22 November 2023
by Sarah Morgan

Recovering high-purity silicon from waste solar panels

A method for extracting high-purity silicon from solar panel waste for use in lithium-ion batteries has been developed by NTU in Singapore.

The NTU approach is reported to deliver a higher recovery rate and purity than present silicon recovery technologies © NTU Singapore

Existing methods are reportedly energy-intensive and involve multiple highly toxic chemicals, making them expensive and limiting their widespread adoption. 

The NTU extraction method using just phosphoric acid is said to overcome these challenges. Their approach reportedly demonstrates a higher recovery rate and purity than current technologies.

Dr Sim Ying of NTU says, 'Generally, multi-step procedures are used to recover silicon from an end-of-life solar cell. The steps include treatment with acid like nitric acid and/or base like potassium hydroxide.

'Such approaches will require a washing step in between to minimise cross-contamination. Even so, the anti-reflective coating (ARC) is not removed from the surface. High-temperature annealing with etching paste or further complex treatment needs to be performed for the ARC removal.'

Here, 'instead of going through multiple steps with specialised chemicals, our team devises a simplified single-reagent approach to directly recover silicon'.

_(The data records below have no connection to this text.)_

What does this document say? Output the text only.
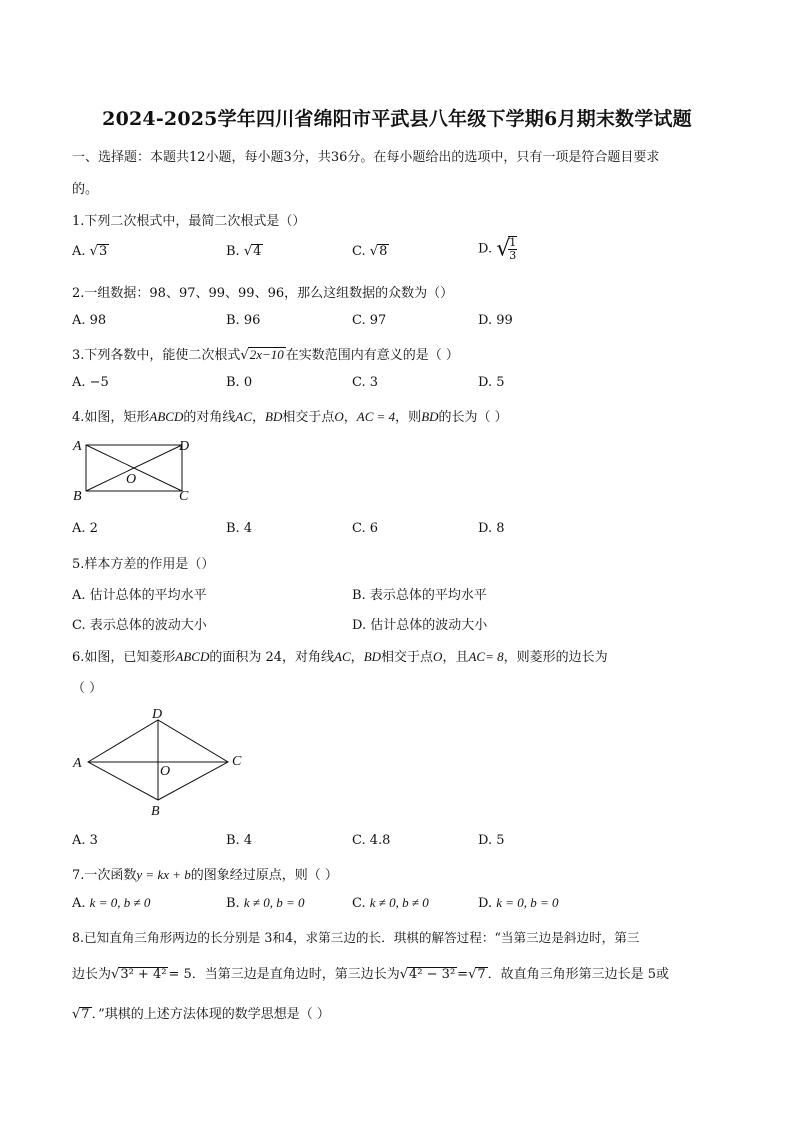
2024-2025学年四川省绵阳市平武县八年级下学期6月期末数学试题
一、选择题：本题共12小题，每小题3分，共36分。在每小题给出的选项中，只有一项是符合题目要求
的。
1.下列二次根式中，最简二次根式是（）
A. √3	B. √4	C. √8	D. √
$\frac{1}{3}$
2.一组数据：98、97、99、99、96，那么这组数据的众数为（）
A. 98	B. 96	C. 97	D. 99
3.下列各数中，能使二次根式√2x−10 在实数范围内有意义的是（ ）
A. −5	B. 0	C. 3	D. 5
4.如图，矩形ABCD的对角线AC，BD相交于点O，AC = 4，则BD的长为（ ）
A
B	C
D
O
A. 2	B. 4	C. 6	D. 8
5.样本方差的作用是（）
A. 估计总体的平均水平	B. 表示总体的平均水平
C. 表示总体的波动大小	D. 估计总体的波动大小
6.如图，已知菱形ABCD的面积为 24，对角线AC，BD相交于点O，且AC= 8，则菱形的边长为
（ ）
A
B
C
D
O
A. 3	B. 4	C. 4.8	D. 5
7.一次函数y = kx + b的图象经过原点，则（ ）
A. k = 0, b ≠ 0	B. k ≠ 0, b = 0	C. k ≠ 0, b ≠ 0	D. k = 0, b = 0
8.已知直角三角形两边的长分别是 3和4，求第三边的长．琪棋的解答过程：“当第三边是斜边时，第三
边长为√3² + 4² = 5．当第三边是直角边时，第三边长为√4² − 3² =√7 ．故直角三角形第三边长是 5或
√7 ．”琪棋的上述方法体现的数学思想是（ ）
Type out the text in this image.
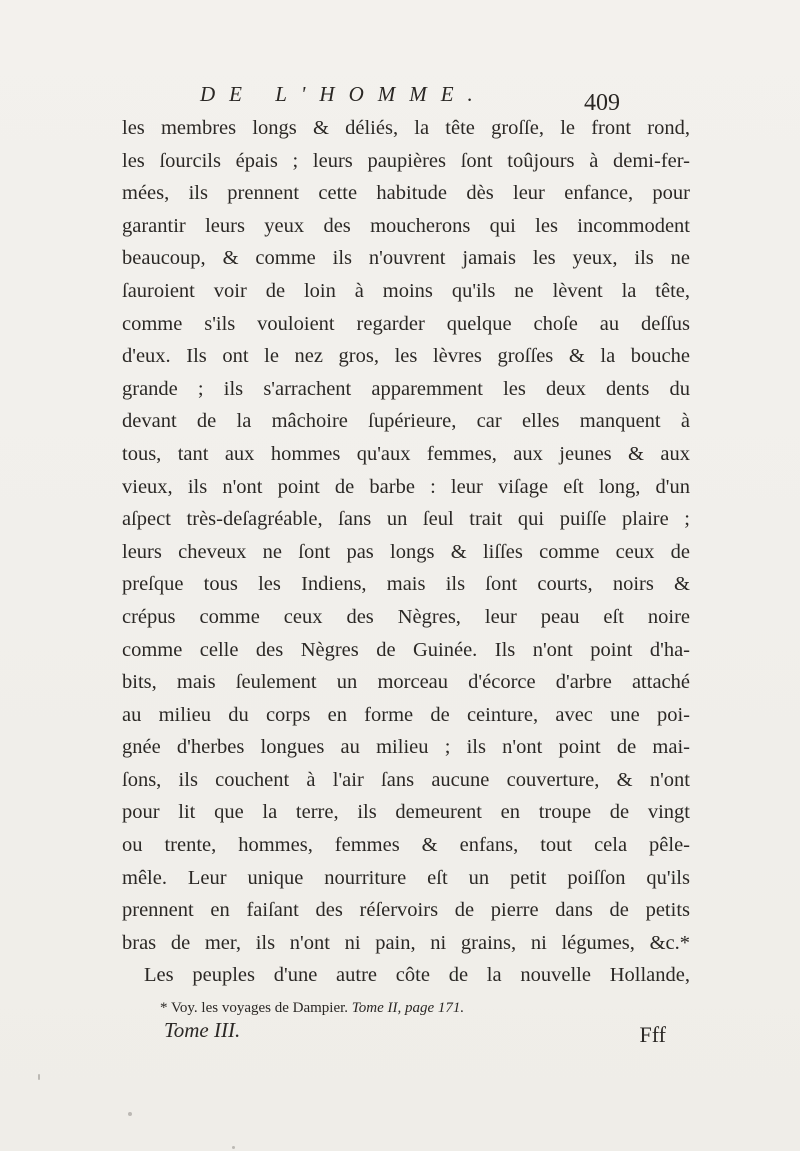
DE L'HOMME.	409
les membres longs & déliés, la tête groſſe, le front rond,
les ſourcils épais ; leurs paupières ſont toûjours à demi-fer-
mées, ils prennent cette habitude dès leur enfance, pour
garantir leurs yeux des moucherons qui les incommodent
beaucoup, & comme ils n'ouvrent jamais les yeux, ils ne
ſauroient voir de loin à moins qu'ils ne lèvent la tête,
comme s'ils vouloient regarder quelque choſe au deſſus
d'eux. Ils ont le nez gros, les lèvres groſſes & la bouche
grande ; ils s'arrachent apparemment les deux dents du
devant de la mâchoire ſupérieure, car elles manquent à
tous, tant aux hommes qu'aux femmes, aux jeunes & aux
vieux, ils n'ont point de barbe : leur viſage eſt long, d'un
aſpect très-deſagréable, ſans un ſeul trait qui puiſſe plaire ;
leurs cheveux ne ſont pas longs & liſſes comme ceux de
preſque tous les Indiens, mais ils ſont courts, noirs &
crépus comme ceux des Nègres, leur peau eſt noire
comme celle des Nègres de Guinée. Ils n'ont point d'ha-
bits, mais ſeulement un morceau d'écorce d'arbre attaché
au milieu du corps en forme de ceinture, avec une poi-
gnée d'herbes longues au milieu ; ils n'ont point de mai-
ſons, ils couchent à l'air ſans aucune couverture, & n'ont
pour lit que la terre, ils demeurent en troupe de vingt
ou trente, hommes, femmes & enfans, tout cela pêle-
mêle. Leur unique nourriture eſt un petit poiſſon qu'ils
prennent en faiſant des réſervoirs de pierre dans de petits
bras de mer, ils n'ont ni pain, ni grains, ni légumes, &c.*
Les peuples d'une autre côte de la nouvelle Hollande,
* Voy. les voyages de Dampier. Tome II, page 171.
Tome III.	Fff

Ying explains, The cell is placed into a heated phosphoric acid solution (approximately 75°C) to first dissolve the aluminium back contact and partial detachment of silver contacts. Once the aluminium back contact is completely removed from the cell, the cell is retrieved and dipped into a fresh solution of phosphoric acid for further removal of the ARC. The cell is lastly rinsed thoroughly with deionised water and dried in an oven overnight to recover >99% purity silicon.'

The idea of using phosphoric acid came about after examining the potential of other inorganic acids. Ying shares, 'The team started off with exploring the potential of different common acids such as methanesulfonic-, phosphoric- and acetic-acid. These acids are either organic acids or milder acids that align with the team’s objective to develop environmentally friendlier strategies. After all the trials and testing, we observed that phosphoric acid not only dissolves aluminium, it also attacks the ARC and diminishes the blue surface of solar cells.

'The reaction of acid with ARC will also aid the detachment of silver from the surface, enabling recovery of silicon.'

Ying explains how the technique was trialled at different temperatures. Additionally, the acid concentration was also varied to find the optimal point for full removal of aluminium, silver and the ARC to recover silicon. The optimal condition requires the first step with 14 molarity (M) acid and then 8.5M acid.

The economics are still under study. Ying says, 'We foresee that it will be less costly due to the use of only one chemical, which also avoid additional washing needed between different reagent treatments.' 

They are 'actively reaching out to connect with interested parties to validate this developed process with us at a larger scale…We are positive that the process will work with some fine tuning on the operational conditions'.